Bed bugs also create a lot of problems for businesses. For example, even the smallest of infestations can cause a hotel to close for weeks. It can be months before an apartment complex recovers from having bed bugs in just one unit.
What Winter Pests Are the Worst in Arlington?
Mice are sometimes confused with juvenile roof rats. However, mice are smaller and have large ears.
Also, mice nesting locations can be anywhere. Conversely, roof rats prefer to make their home in elevated places, away from predators.
Mice have between a 19-21 day gestation period. A typical litter will be anywhere between three and 14 pups. In addition, the female can have from five to 10 liters per year.

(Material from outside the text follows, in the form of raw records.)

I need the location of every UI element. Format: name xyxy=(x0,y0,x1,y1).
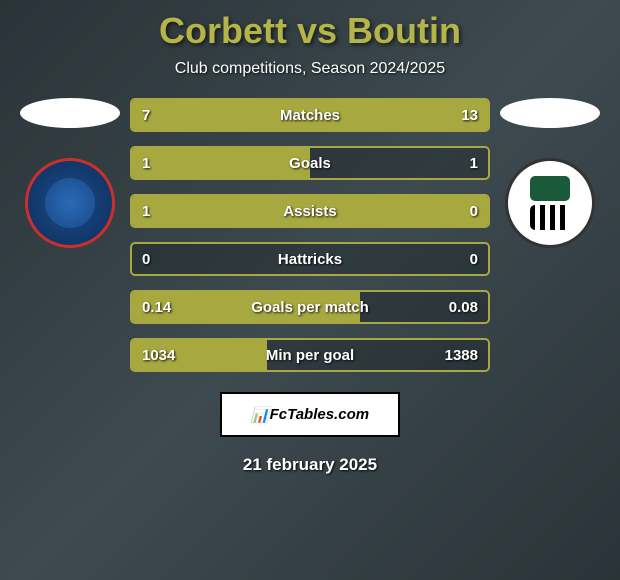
stat-label: Matches xyxy=(280,107,340,124)
chart-icon: 📊 xyxy=(251,406,270,424)
brand-label: FcTables.com xyxy=(270,406,369,423)
stat-bar-hattricks: 0 Hattricks 0 xyxy=(130,242,490,276)
stat-value-right: 0 xyxy=(470,251,478,268)
stat-bar-min-per-goal: 1034 Min per goal 1388 xyxy=(130,338,490,372)
stat-fill-left xyxy=(132,148,310,178)
stat-label: Assists xyxy=(283,203,336,220)
right-player-column xyxy=(500,98,600,248)
left-club-badge xyxy=(25,158,115,248)
left-player-column xyxy=(20,98,120,248)
brand-badge: 📊 FcTables.com xyxy=(220,392,400,437)
stat-label: Min per goal xyxy=(266,347,354,364)
stat-bar-goals: 1 Goals 1 xyxy=(130,146,490,180)
right-club-badge xyxy=(505,158,595,248)
stat-value-right: 0.08 xyxy=(449,299,478,316)
stat-value-left: 1 xyxy=(142,155,150,172)
right-player-placeholder xyxy=(500,98,600,128)
stat-value-right: 13 xyxy=(461,107,478,124)
stat-value-left: 7 xyxy=(142,107,150,124)
stat-bar-assists: 1 Assists 0 xyxy=(130,194,490,228)
left-player-placeholder xyxy=(20,98,120,128)
subtitle: Club competitions, Season 2024/2025 xyxy=(0,60,620,78)
stat-label: Goals per match xyxy=(251,299,369,316)
stat-bar-goals-per-match: 0.14 Goals per match 0.08 xyxy=(130,290,490,324)
stat-value-right: 1 xyxy=(470,155,478,172)
footer-date: 21 february 2025 xyxy=(0,455,620,475)
stat-fill-left xyxy=(132,100,257,130)
stat-label: Hattricks xyxy=(278,251,342,268)
stat-value-left: 0 xyxy=(142,251,150,268)
infographic-container: Corbett vs Boutin Club competitions, Sea… xyxy=(0,0,620,580)
page-title: Corbett vs Boutin xyxy=(0,10,620,52)
stat-bar-matches: 7 Matches 13 xyxy=(130,98,490,132)
stat-value-right: 0 xyxy=(470,203,478,220)
stat-label: Goals xyxy=(289,155,331,172)
stat-value-left: 1034 xyxy=(142,347,175,364)
stat-value-right: 1388 xyxy=(445,347,478,364)
stat-value-left: 0.14 xyxy=(142,299,171,316)
stats-column: 7 Matches 13 1 Goals 1 1 Assists 0 xyxy=(130,98,490,372)
comparison-area: 7 Matches 13 1 Goals 1 1 Assists 0 xyxy=(0,98,620,372)
stat-value-left: 1 xyxy=(142,203,150,220)
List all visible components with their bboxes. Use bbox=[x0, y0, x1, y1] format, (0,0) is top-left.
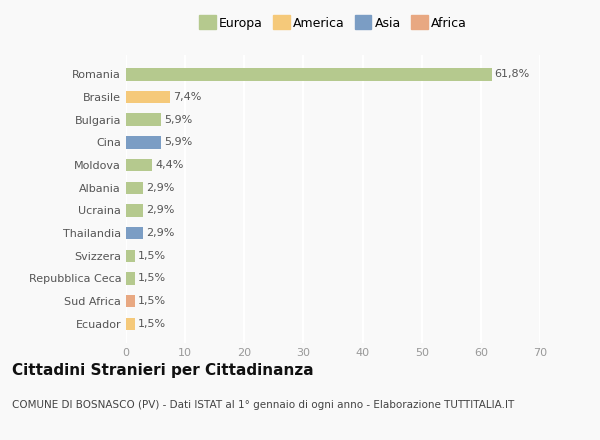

This staggering reproductive rate often makes mice challenging to control. It becomes worse in the absence of natural predators like snakes, birds, and small mammals.
What Spring Pests Are the Worst in Arlington?
The warm spring months bring with them drain flies. These small furry fliers lay their eggs in the sludge build-up at the bottom of sink drains. In addition, you can find them in showers and at the openings of sewer lines.
These flying insects are tiny, measuring less than two millimeters. But the good news is, they’re easy to control. Simply clean out your drains once in a while to prevent them from bothering you.
Silverfish are strange-looking insects that are about ¾ inch long, silver, and have a tapered body. They thrive in humidity between 75 percent and 90 percent. In addition, they’re primarily nocturnal, meaning you’ll usually see them at night.
Silverfish are omnivorous. However, they prefer these food sources:
- Glossy paper
- Dead insects
They become pests by damaging wallpaper and plush furniture coverings. They can also destroy curtains and book bindings, making them a serious threat within temperature-controlled areas like museums and libraries.